Please help me. I have 2 children and my wife. We have recently entered into a very bad financial abyss and lost our home. We are currently homeless. Our son has Autism which has almost caused us to divorce in the past. I am the only one working right now and I am not making very much money. My wife stays home with the kids because of my son’s disability. She rented a place and suggested that I get my own apartment. We have a wonderful sex life but we cannot seem to get along out of the bedroom. My wife told me that I put us in this situation because I can’t pay the bills. The reason that I am not making descent money at this time is because my paycheck is getting garnished due to doctor bills. She told me that since I cannot take care of this family that she will. I wanted to work together and she wants to get a job and do it herself. She told me that I am no longer her priority, only her kids. We have been married for 6 years and she has worked for about a year total of the 6 years that we have been married. There have been accusations of cheating on both ends. I never cheated on her, I swear. We have been to counseling and that really don't work because we have a bad habit of not following through with things. She tells me that she wants to be married and that she loves me but that she wants to live separately. I don't feel that with the finances the way they are that that is not right. We cannot afford two different homes. WHAT IS REALLY GOING ON!!! I don't think that she is cheating or wants to cheat. Today, I loaded 6 years of our lives onto a truck along with the car and took it to her house. Not mine. To be honest, the only thing I got was a roll top desk, a car that is to be repoed, clothes, blankets and a pillow. She took it all. 
Please tell me what you think is happening. I really need help. I have been suicidal, severely depressed, and anxiety out the butt. I feel that she is running out on me. But why would she suddenly run out on me now?

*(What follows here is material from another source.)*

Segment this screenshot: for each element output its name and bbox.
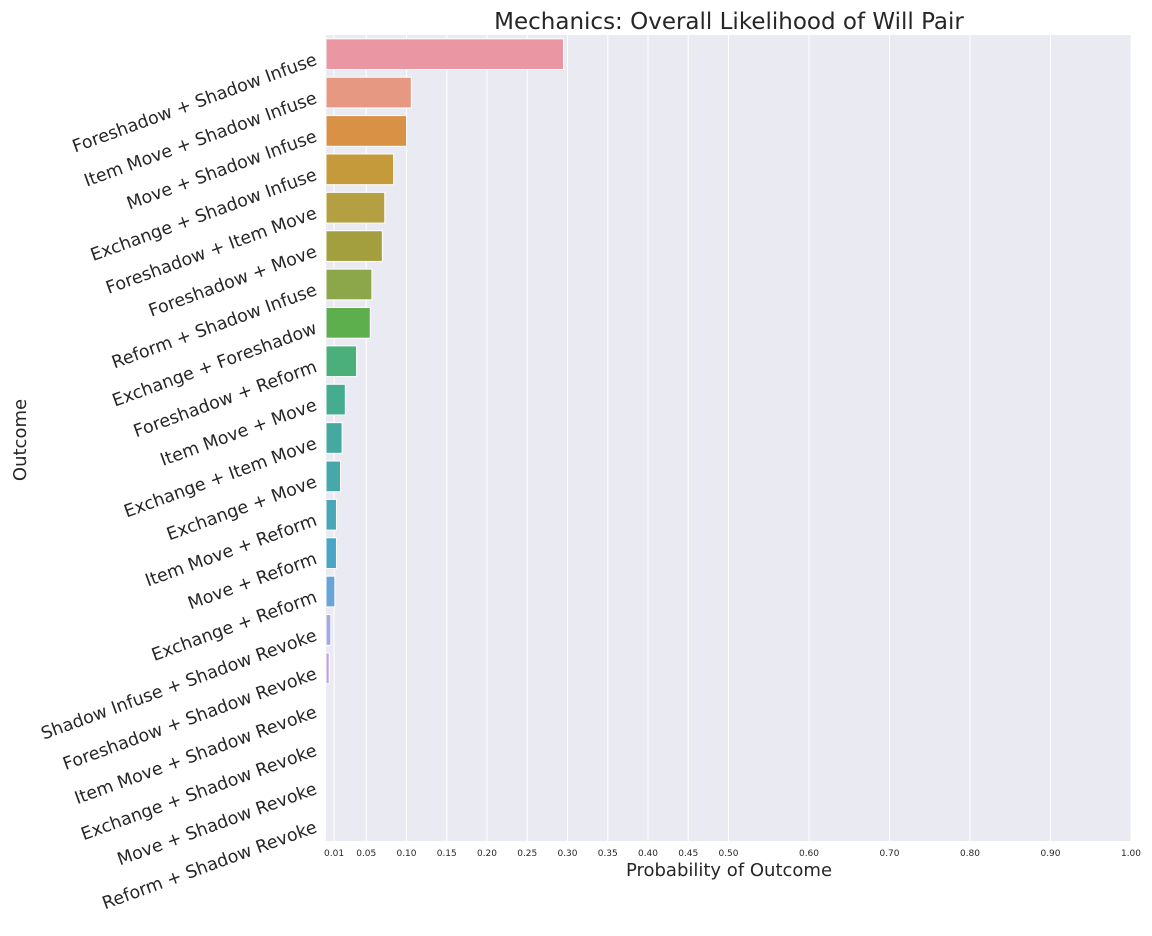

Please Help.
Thank you.


----------



## r.cheese (Jun 3, 2010)

Its 4am here. We have been up talking and she was getting ready to go to bed. I said that I was hungry and I would like to go to the store and get something to eat. She blew up on me and said that "That is not normal" and that all she wants is to be normal. She seems to blame every one of our problems on me smoking or anything that has to do with me. She will take absolutely no responsibility for anything. When we did have money and a nice Cadillac car, she was happy. Now that things have gone down hill, she’s moving out and taking the kids and everything in the house along with the car that is paid off. I still have no place to go. I spent 10 years in the Navy and this is where I am.
I really need some advice.


----------



## 827Aug (Apr 27, 2008)

I'm sorry you are suffering through this. I'm right there with you, so I know how it feels. If you are homeless, where are you living now? If there is no money, how can you have two places? Is there family you can turn to? You and your wife really need to work together. Under the circumstances she needs to get a job and help support the family.


----------



## DawnD (Sep 23, 2009)

I posted under your wife's thread as well. How about coming up with smaller solutions first. You have X amount of money to spend on cigs these two weeks. Then make them last that long. No more money cause you ran out, use it wisely. 

I don't know how old your son is so I can't really recommend you both working, and I really don't know if I can since your son is autistic. I look at my day with my son ( who is also autistic) and some things would be so strained that it honestly could just make it worse. But if you care to elaborate I might be able to help.


----------



## sisters359 (Apr 9, 2009)

Please try to relax. It sounds like your wife still loves you but finds it very difficult to live with you. This is great information if you use it wisely. You can find out what it is that makes you hard to live with and start changing those behaviors, one by one, in the time you spend apart. The fact that she wants to move out seems to suggest she finds it difficult to have control over things when you are around. Are you impulsive or thoughtless (literally, not thinking before you do things, or making messes and walking away from them)? Do you tend to create chaos at home, getting kids off schedule or otherwise interfering with her plans (unintentionally)? There are a lot of possibilities, of course. I'm just "thinking out loud" b/c she sees separation as necessary to taking things into her own hands, and there seems to be the message in what she wrote in her reply that you just can't seem to get your act together. Does that seem like a valid reading of the situation (not saying any or all of it is "true," but rather, she might be thinking or feeling these things)?